If a memory overflow occurs when using the MEMORY_ONLY level, it is recommended that you try using the MEMORY_ONLY_SER level. This level serializes the RDD data and stores it in memory, where each partition is just an array of bytes, greatly reducing the number of objects and memory footprint. This level of performance overhead is more than MEMORY_ONLY, mainly serialization and deserialization overhead. However, subsequent operators can operate on pure memory, so the overall performance is still relatively high. In addition, the same problem may occur, if the amount of data in the RDD is too large, it may also cause OOM memory overflow exceptions.

Don't leak to disk unless you're spending a lot of money on in-memory calculations, or you can filter a lot of data and keep some of the more important ones in memory. Otherwise, storage on disk will be slow to compute and performance will decrease dramatically.

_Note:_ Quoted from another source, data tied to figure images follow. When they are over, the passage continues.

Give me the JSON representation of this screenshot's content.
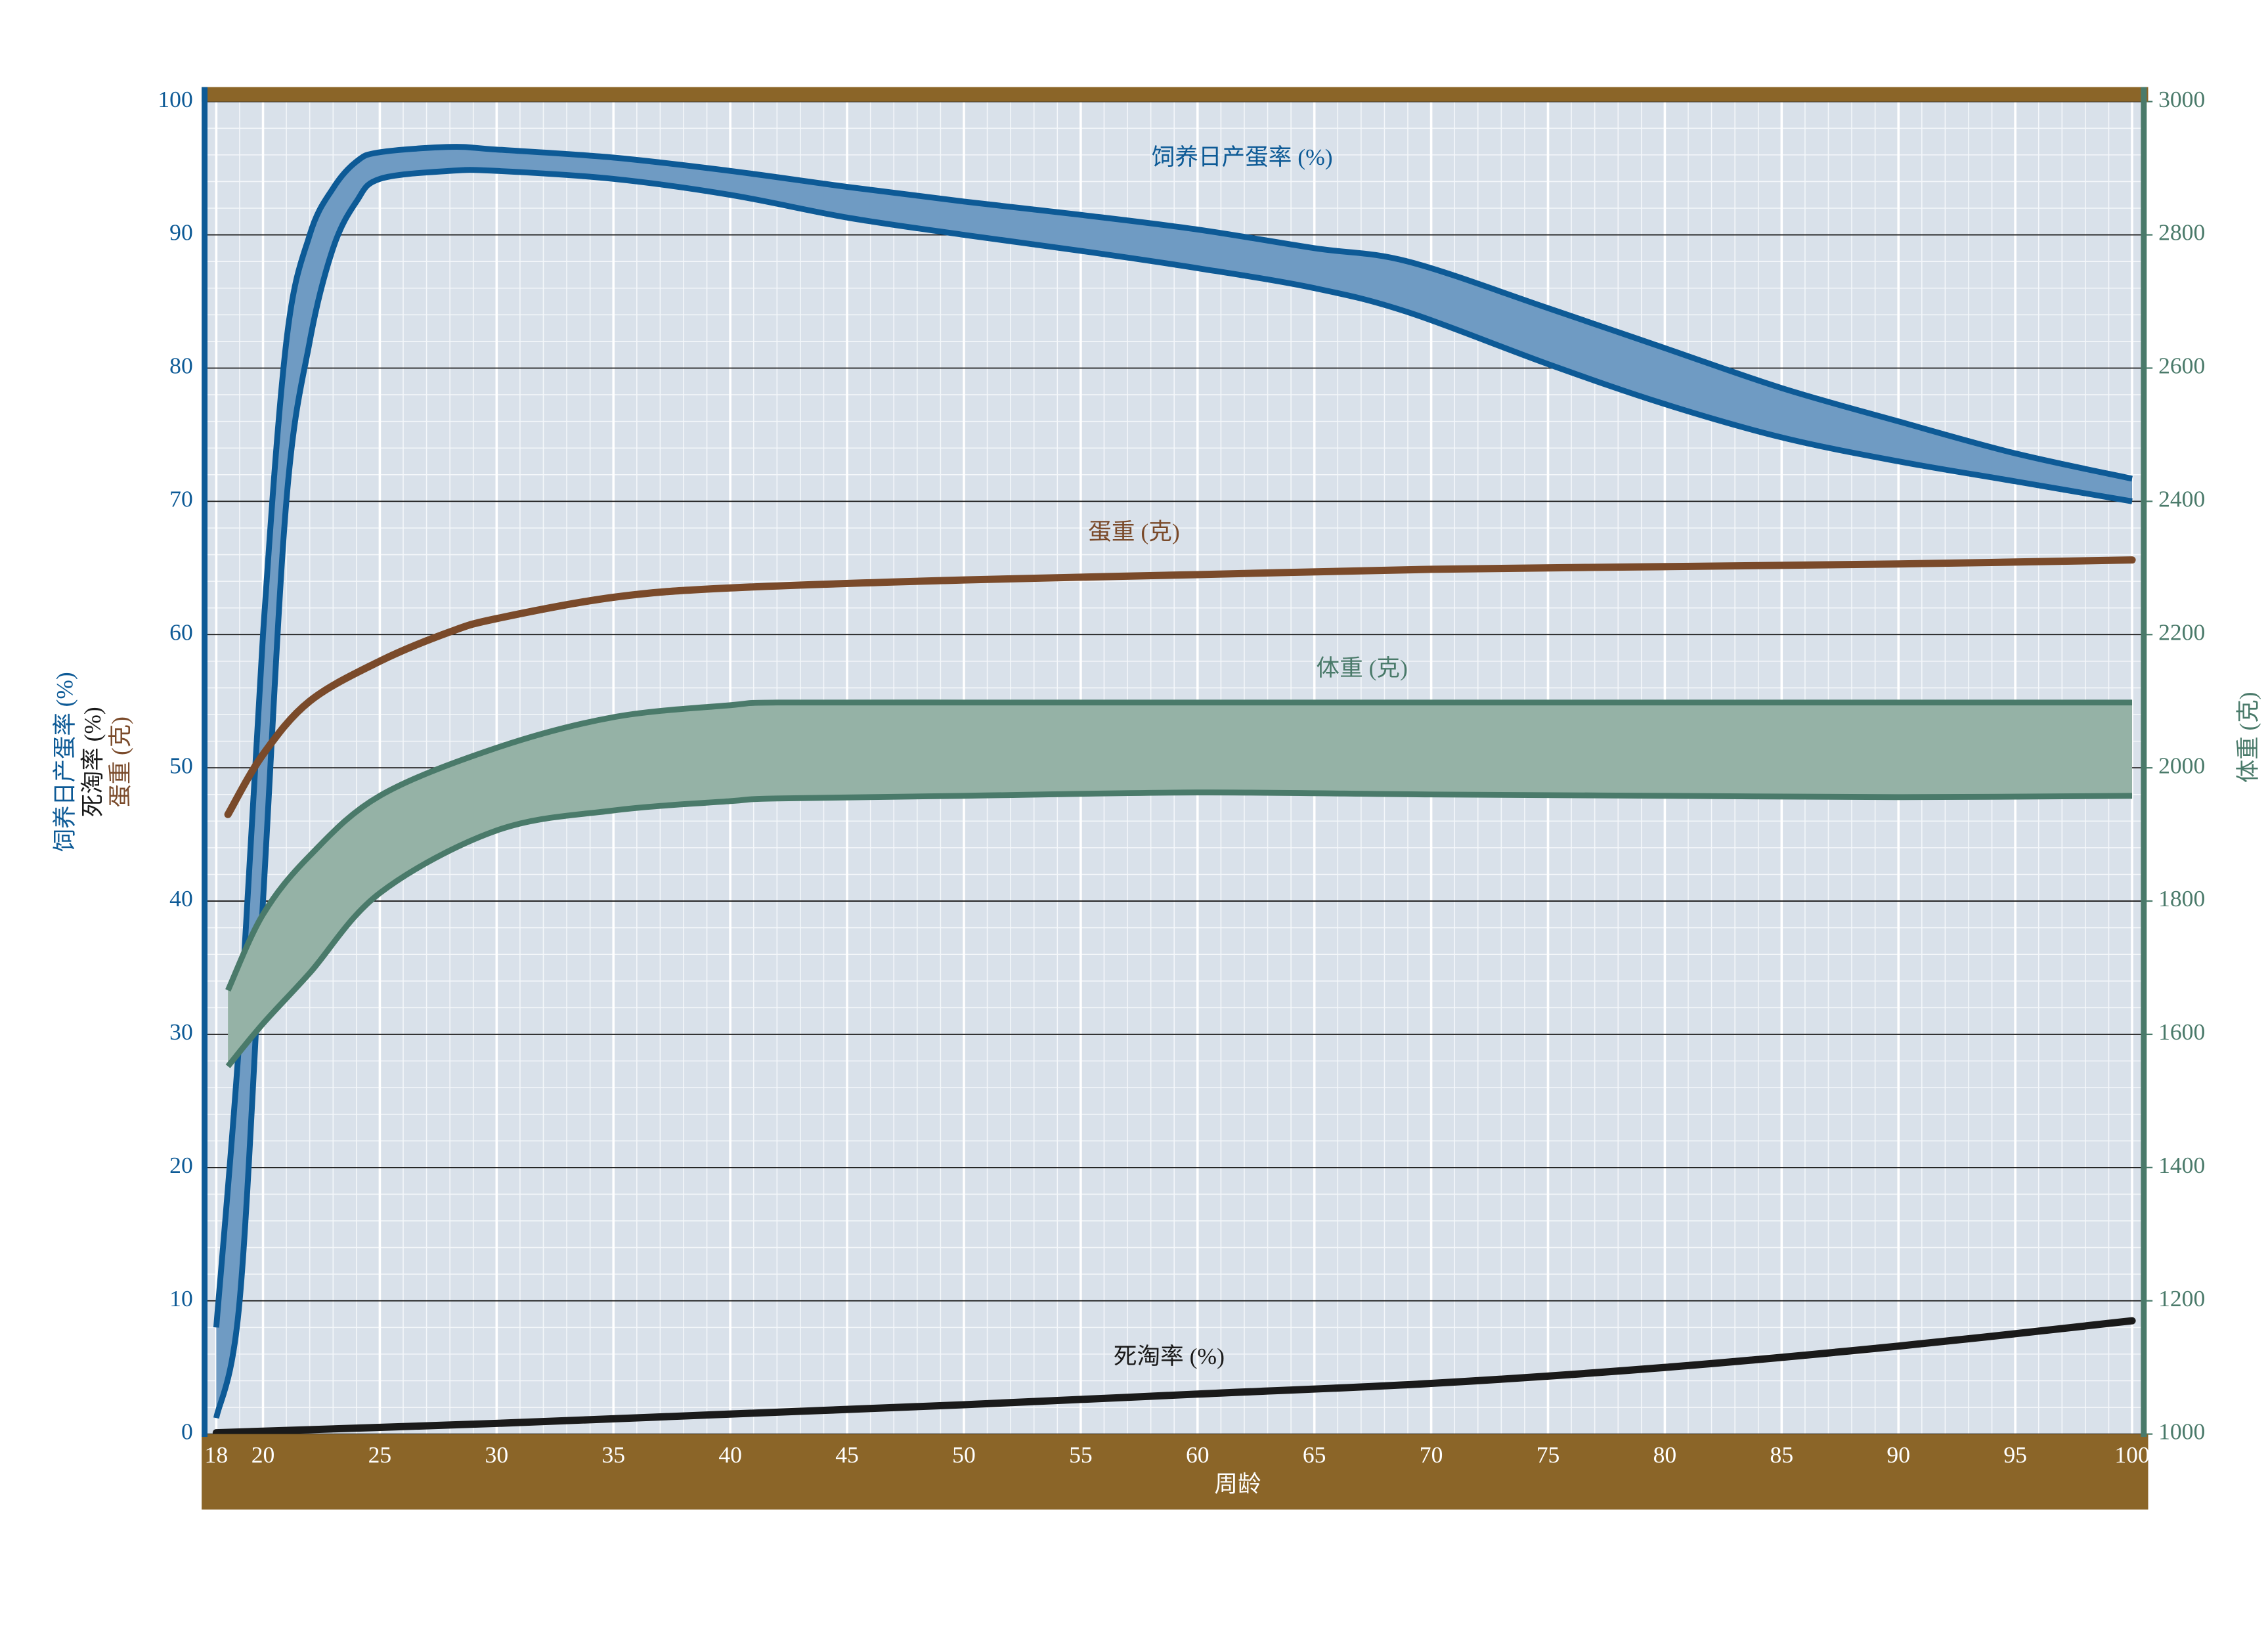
{
  "chart_data": {
    "type": "band-line",
    "x_label": "周龄",
    "y_label": [
      {
        "text": "饲养日产蛋率 (%)",
        "color": "#0d5a96"
      },
      {
        "text": "死淘率 (%)",
        "color": "#1a1a1a"
      },
      {
        "text": "蛋重 (克)",
        "color": "#7a4a2a"
      }
    ],
    "y2_label": "体重 (克)",
    "xlim": [
      17.5,
      100.5
    ],
    "xticks": [
      18,
      20,
      25,
      30,
      35,
      40,
      45,
      50,
      55,
      60,
      65,
      70,
      75,
      80,
      85,
      90,
      95,
      100
    ],
    "ylim": [
      0,
      100
    ],
    "yticks": [
      0,
      10,
      20,
      30,
      40,
      50,
      60,
      70,
      80,
      90,
      100
    ],
    "y2lim": [
      1000,
      3000
    ],
    "y2ticks": [
      1000,
      1200,
      1400,
      1600,
      1800,
      2000,
      2200,
      2400,
      2600,
      2800,
      3000
    ],
    "grid": true,
    "series": [
      {
        "name": "饲养日产蛋率 (%)",
        "kind": "band",
        "color": "#0d5a96",
        "fill": "#6f9bc3",
        "x": [
          18,
          19,
          20,
          21,
          22,
          23,
          24,
          25,
          28,
          30,
          35,
          40,
          45,
          50,
          55,
          60,
          65,
          69,
          75,
          80,
          85,
          90,
          95,
          100
        ],
        "upper": [
          8,
          30,
          60,
          82,
          90,
          93.5,
          95.5,
          96.2,
          96.6,
          96.4,
          95.8,
          94.8,
          93.6,
          92.5,
          91.5,
          90.4,
          89,
          88,
          84.5,
          81.5,
          78.5,
          76,
          73.6,
          71.7
        ],
        "lower": [
          1.2,
          10,
          40,
          70,
          82,
          89,
          92.5,
          94.2,
          94.8,
          94.8,
          94.2,
          93,
          91.3,
          90,
          88.8,
          87.5,
          86,
          84.2,
          80.3,
          77.3,
          74.8,
          73,
          71.5,
          70
        ]
      },
      {
        "name": "蛋重 (克)",
        "kind": "line",
        "color": "#7a4a2a",
        "x": [
          18.5,
          20,
          22,
          25,
          28,
          30,
          35,
          40,
          50,
          60,
          70,
          80,
          90,
          100
        ],
        "values": [
          46.5,
          51,
          55,
          58,
          60.2,
          61.2,
          62.8,
          63.5,
          64.1,
          64.5,
          64.9,
          65.1,
          65.3,
          65.6
        ]
      },
      {
        "name": "体重 (克)",
        "kind": "band",
        "axis": "y2",
        "color": "#4a7a6a",
        "fill": "#95b2a6",
        "x": [
          18.5,
          20,
          22,
          25,
          30,
          35,
          40,
          42,
          50,
          60,
          70,
          80,
          90,
          100
        ],
        "upper": [
          1666,
          1780,
          1868,
          1958,
          2030,
          2076,
          2094,
          2098,
          2098,
          2098,
          2098,
          2098,
          2098,
          2098
        ],
        "lower": [
          1552,
          1616,
          1692,
          1812,
          1906,
          1936,
          1950,
          1954,
          1958,
          1963,
          1960,
          1958,
          1956,
          1958
        ]
      },
      {
        "name": "死淘率 (%)",
        "kind": "line",
        "color": "#1a1a1a",
        "x": [
          18,
          30,
          40,
          50,
          60,
          70,
          80,
          90,
          100
        ],
        "values": [
          0.1,
          0.8,
          1.5,
          2.2,
          3,
          3.8,
          5,
          6.6,
          8.5
        ]
      }
    ]
  }
}
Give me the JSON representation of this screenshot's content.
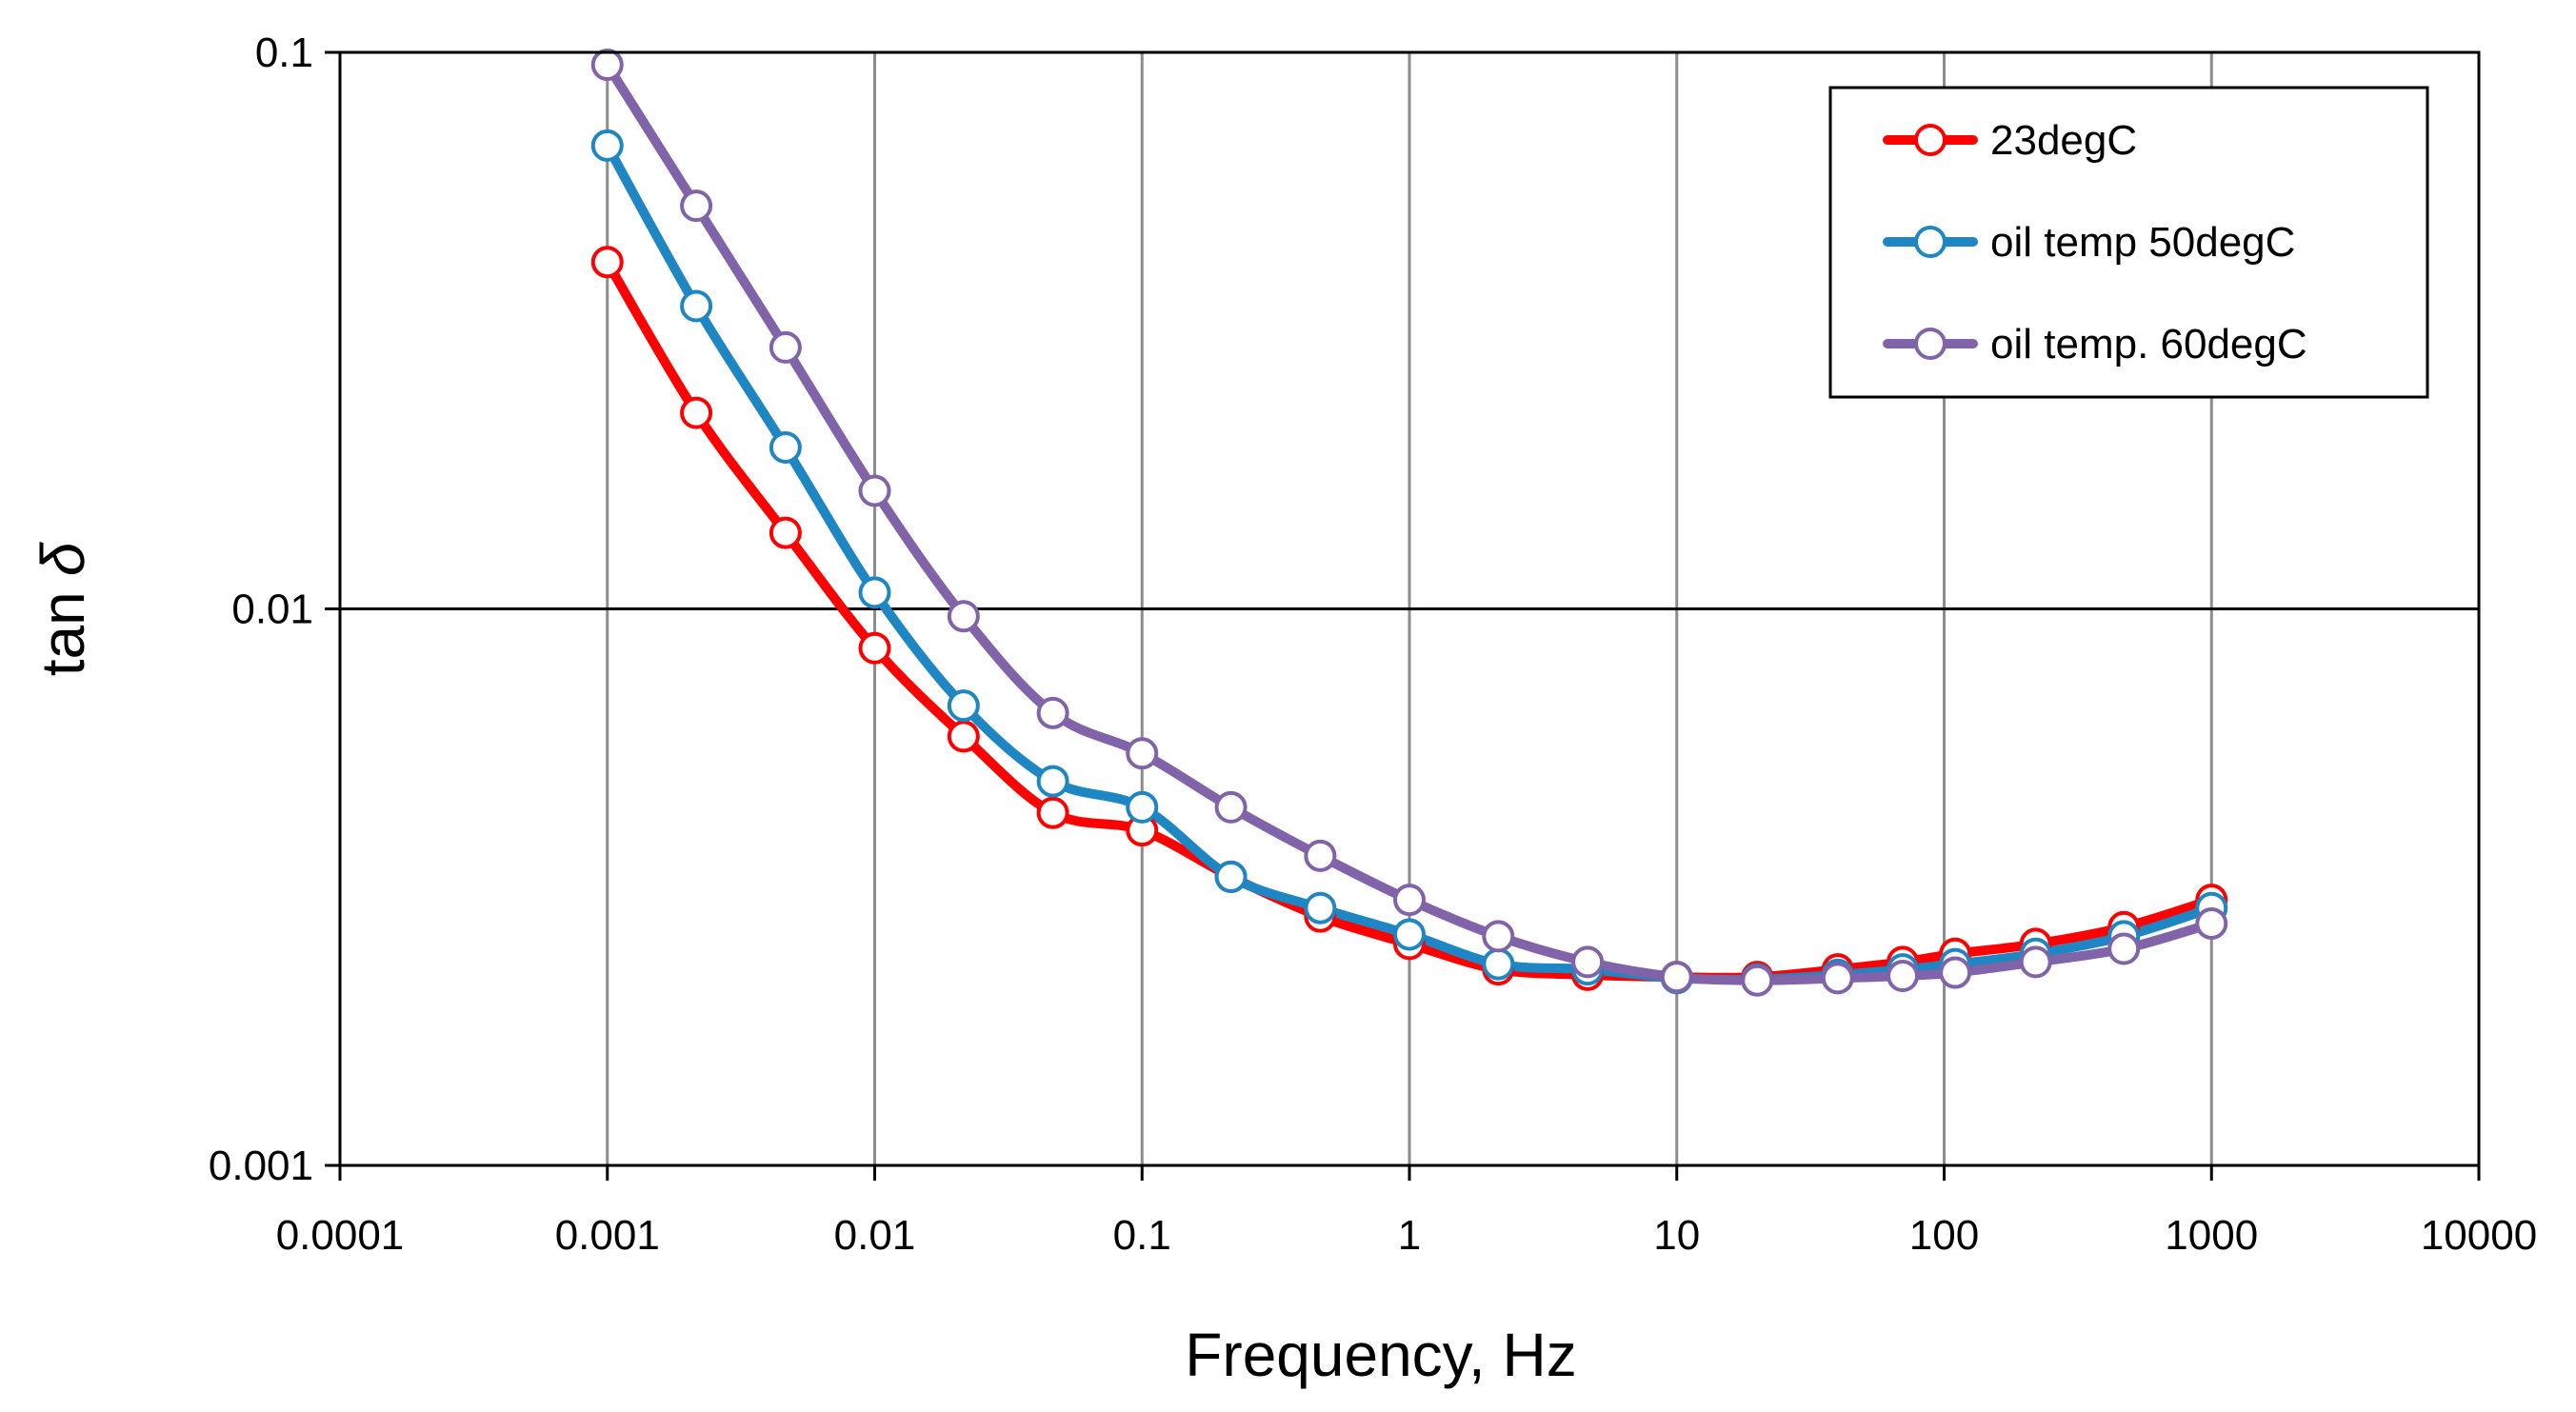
{
  "chart_data": {
    "type": "line",
    "title": "",
    "xlabel": "Frequency, Hz",
    "ylabel": "tan δ",
    "ylabel_parts": {
      "prefix": "tan",
      "symbol": "δ"
    },
    "xscale": "log",
    "yscale": "log",
    "xlim": [
      0.0001,
      10000
    ],
    "ylim": [
      0.001,
      0.1
    ],
    "x_tick_values": [
      0.0001,
      0.001,
      0.01,
      0.1,
      1,
      10,
      100,
      1000,
      10000
    ],
    "x_tick_labels": [
      "0.0001",
      "0.001",
      "0.01",
      "0.1",
      "1",
      "10",
      "100",
      "1000",
      "10000"
    ],
    "y_tick_values": [
      0.001,
      0.01,
      0.1
    ],
    "y_tick_labels": [
      "0.001",
      "0.01",
      "0.1"
    ],
    "grid": true,
    "legend_position": "top-right",
    "series": [
      {
        "name": "23degC",
        "color": "#ff0000",
        "x": [
          0.001,
          0.00215,
          0.00464,
          0.01,
          0.0215,
          0.0464,
          0.1,
          0.215,
          0.464,
          1,
          2.15,
          4.64,
          10,
          20,
          40,
          70,
          110,
          220,
          470,
          1000
        ],
        "values": [
          0.042,
          0.0225,
          0.0137,
          0.0085,
          0.0059,
          0.0043,
          0.004,
          0.0033,
          0.0028,
          0.0025,
          0.00225,
          0.0022,
          0.00218,
          0.00218,
          0.00225,
          0.00232,
          0.0024,
          0.0025,
          0.00268,
          0.003
        ]
      },
      {
        "name": "oil temp 50degC",
        "color": "#1f86c4",
        "x": [
          0.001,
          0.00215,
          0.00464,
          0.01,
          0.0215,
          0.0464,
          0.1,
          0.215,
          0.464,
          1,
          2.15,
          4.64,
          10,
          20,
          40,
          70,
          110,
          220,
          470,
          1000
        ],
        "values": [
          0.068,
          0.035,
          0.0195,
          0.0107,
          0.0067,
          0.0049,
          0.0044,
          0.0033,
          0.0029,
          0.0026,
          0.0023,
          0.00225,
          0.00217,
          0.00216,
          0.0022,
          0.00225,
          0.0023,
          0.0024,
          0.00258,
          0.0029
        ]
      },
      {
        "name": "oil temp. 60degC",
        "color": "#8063a9",
        "x": [
          0.001,
          0.00215,
          0.00464,
          0.01,
          0.0215,
          0.0464,
          0.1,
          0.215,
          0.464,
          1,
          2.15,
          4.64,
          10,
          20,
          40,
          70,
          110,
          220,
          470,
          1000
        ],
        "values": [
          0.095,
          0.053,
          0.0295,
          0.0163,
          0.0097,
          0.0065,
          0.0055,
          0.0044,
          0.0036,
          0.003,
          0.00258,
          0.00232,
          0.00218,
          0.00215,
          0.00217,
          0.00219,
          0.00222,
          0.00232,
          0.00245,
          0.00272
        ]
      }
    ]
  }
}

Level with suffix_2, all data must be copied and sent to other nodes. Data replication and network transmission cause large performance overhead and are not recommended unless high availability of jobs is required.

Delete data from cache

Spark automatically monitors cache usage on each node and discards old data partitions in a least-recently-used (LRU) fashion. If you want to delete the RDD manually, rather than waiting for it to fall out of cache, use the RDD.unpersist() method.

Welcome to subscribe "Shulou Technology Information " to get latest news, interesting things and hot topics in the IT industry, and controls the hottest and latest Internet news, technology news and IT industry trends.

*The comments in the above article only represent the author's personal views and do not represent the views and positions of this website. If you have more insights, please feel free to contribute and share.